Shakespeare Jahrbuch 2012 (148)


Shipwrecks and pirates were ever-present threats during journeys of trade or discovery in early modern times. With the European colonial expansion from the fifteenth century onwards, seafaring became a potent metaphor for human life in general. At the same time, it initiated a rich and multifarious production of texts in diverse genres – including navigational handbooks, travel diaries and travel drama. The Shakespearean stage faced the problem of representing catastrophe, and fundamental questions were raised about the relationship between the audience and the (staged) spectacle of destruction. Tobias Döring’s contribution even proposes an analogy between the sea and the stage and reads the engagement with seafaring in Shakespeare’s plays as metatheatrical reflexions. Felix Sprang’s article shows the fundamental influence which the study of navigation had not only on the imagery of the plays of Shakespeare’s contemporaries, but also on plot structure and characterization. The contributions by Ina Habermann and Bernhard Klein build on recent theories of space. Habermann proposes to read plays such as Twelfth Night, Pericles or The Tempest as constructions of “hodological” spaces.

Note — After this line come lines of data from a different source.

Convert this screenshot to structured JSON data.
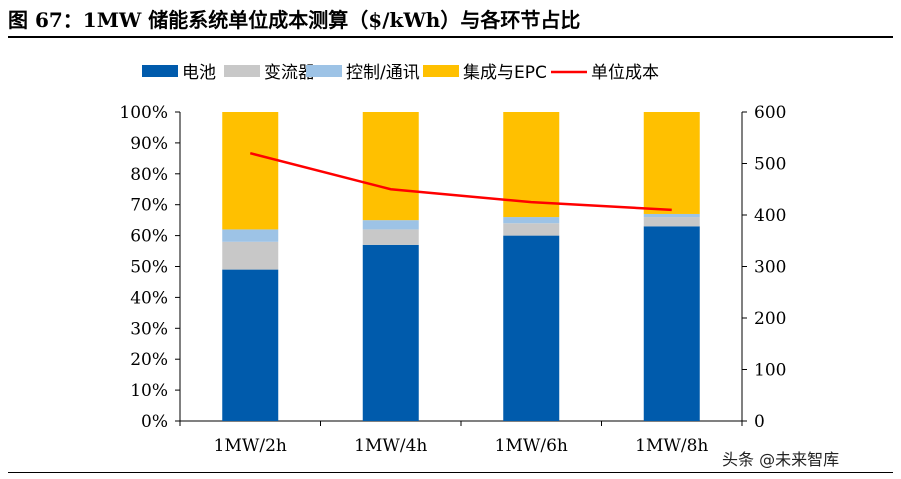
{
  "figure_title": "图 67：1MW 储能系统单位成本测算（$/kWh）与各环节占比",
  "watermark": "头条 @未来智库",
  "colors": {
    "battery": "#005BAC",
    "pcs": "#C8C8C8",
    "control": "#9DC3E6",
    "integration": "#FFC000",
    "unit_cost": "#FF0000"
  },
  "chart_data": {
    "type": "bar",
    "stacked": true,
    "categories": [
      "1MW/2h",
      "1MW/4h",
      "1MW/6h",
      "1MW/8h"
    ],
    "series": [
      {
        "name": "电池",
        "values": [
          49,
          57,
          60,
          63
        ],
        "color": "#005BAC",
        "axis": "left"
      },
      {
        "name": "变流器",
        "values": [
          9,
          5,
          4,
          3
        ],
        "color": "#C8C8C8",
        "axis": "left"
      },
      {
        "name": "控制/通讯",
        "values": [
          4,
          3,
          2,
          1
        ],
        "color": "#9DC3E6",
        "axis": "left"
      },
      {
        "name": "集成与EPC",
        "values": [
          38,
          35,
          34,
          33
        ],
        "color": "#FFC000",
        "axis": "left"
      }
    ],
    "line_series": {
      "name": "单位成本",
      "values": [
        520,
        450,
        425,
        410
      ],
      "color": "#FF0000",
      "axis": "right"
    },
    "left_axis": {
      "ticks": [
        "0%",
        "10%",
        "20%",
        "30%",
        "40%",
        "50%",
        "60%",
        "70%",
        "80%",
        "90%",
        "100%"
      ],
      "ylim": [
        0,
        100
      ]
    },
    "right_axis": {
      "ticks": [
        "0",
        "100",
        "200",
        "300",
        "400",
        "500",
        "600"
      ],
      "ylim": [
        0,
        600
      ]
    },
    "legend_position": "top",
    "grid": false
  }
}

In Klein’s essay, the ship as well as the sea are conceptualised as “lived spaces”, which allow insights into bodily practices, social dynamics and cultural contacts. Claire Jowitt’s contribution focuses on a particular group of maritime agents in Shakespeare’s plays, namely pirates, who raise pertinent cultural-political questions. Rui Carvalho Homem analyses the afterlife of The Tempest, as well as its cultural and literary implications, by looking at adaptations of the twentieth and early twenty-first centuries. Finally, Maik Hamburger offers a brief overview of the manifold ‘images’ and dramaturgical functions of the sea in Shakespeare’s plays.